Dietary resistant starch prevents urinary excretion of vitamin D metabolites and restores circulating 25‐hydroxycholecalciferol concentrations in the Zucker diabetic fatty rat (1041.3)

Abstract

Type 2 diabetes (T2D) is an epidemic that leads to renal disease if left untreated. Compromised renal function has been implicated in vitamin D deficiency as the renal proximal tubule maintains circulating 25‐hydroxycholecalciferol (25D) concentrations as well as its activation to 1,25‐dihydroxycholecalciferol (1,25D).

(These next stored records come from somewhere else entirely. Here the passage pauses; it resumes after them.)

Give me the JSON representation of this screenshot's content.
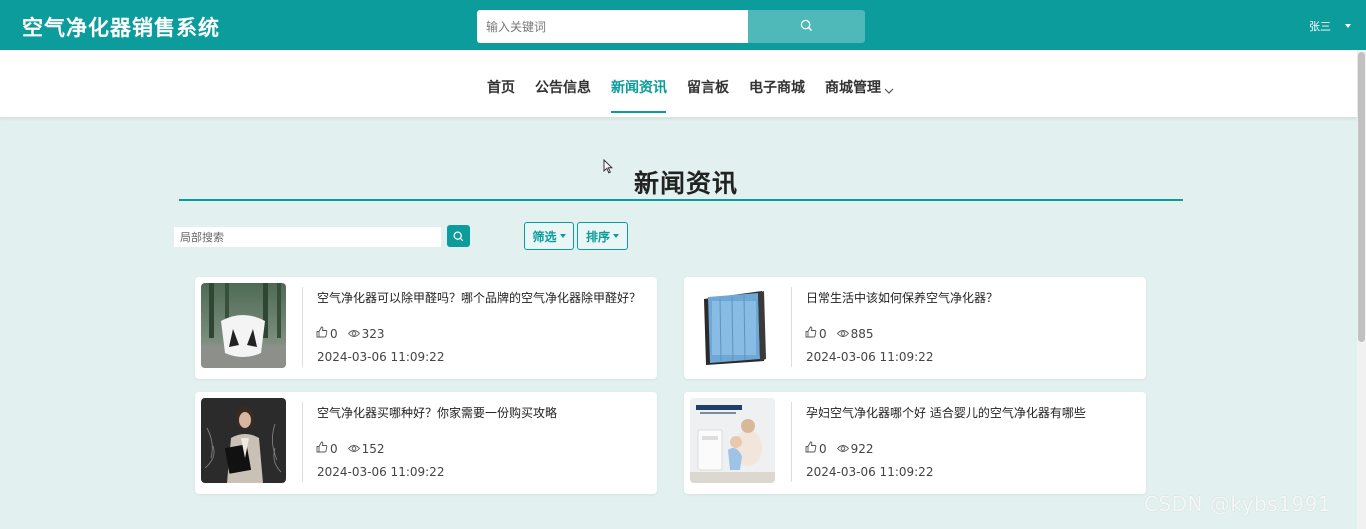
{
  "header": {
    "brand": "空气净化器销售系统",
    "search_placeholder": "输入关键词",
    "user_name": "张三"
  },
  "nav": {
    "items": [
      "首页",
      "公告信息",
      "新闻资讯",
      "留言板",
      "电子商城",
      "商城管理"
    ],
    "active_index": 2
  },
  "main": {
    "title": "新闻资讯",
    "local_search_placeholder": "局部搜索",
    "filter_label": "筛选",
    "sort_label": "排序"
  },
  "news": [
    {
      "title": "空气净化器可以除甲醛吗？哪个品牌的空气净化器除甲醛好？",
      "likes": "0",
      "views": "323",
      "date": "2024-03-06 11:09:22",
      "image": "air-purifier-forest-photo"
    },
    {
      "title": "日常生活中该如何保养空气净化器？",
      "likes": "0",
      "views": "885",
      "date": "2024-03-06 11:09:22",
      "image": "filter-cartridge-photo"
    },
    {
      "title": "空气净化器买哪种好？你家需要一份购买攻略",
      "likes": "0",
      "views": "152",
      "date": "2024-03-06 11:09:22",
      "image": "businesswoman-photo"
    },
    {
      "title": "孕妇空气净化器哪个好 适合婴儿的空气净化器有哪些",
      "likes": "0",
      "views": "922",
      "date": "2024-03-06 11:09:22",
      "image": "mother-baby-purifier-photo"
    }
  ],
  "watermark": "CSDN @kybs1991",
  "colors": {
    "accent": "#0d9c9c",
    "background": "#e3f0f0"
  }
}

We previously showed that feeding high‐amylose maize that is partially resistant to digestion (RS) prevented excretion of 25D‐vitamin D‐binding protein (DBP) and albumin in T1D rats. Here, we utilized Zucker diabetic fatty rats (ZDF) to determine whether dietary RS could prevent excessive excretion of vitamin D metabolites and maintain serum 25D level. Lean control Zucker (n=8) rats were fed a control diet (AIN‐93G) and ZDF were fed either the AIN‐93G diet (n=8) or the AIN‐93G diet in which cornstarch was replaced by RS (n=8) for 6 week. RS attenuated hyperglycemia by 41% and prevented excretion of DBP and albumin. Urinary 25D and 1,25D concentrations were 89% and 97% lower, respectively, while serum 25D levels were 40% higher in RS‐fed ZDF compared to ZDF fed the control diet. mRNA expression of CYP27B1 and CYP24A1, which are essential in vitamin D metabolism, were not affected by diabetes or RS. Collectively, these data suggested that vitamin D balance is dependent on the absence of proteinuria, which can be prevented by dietary RS in T2D independent of vitamin D supplementation.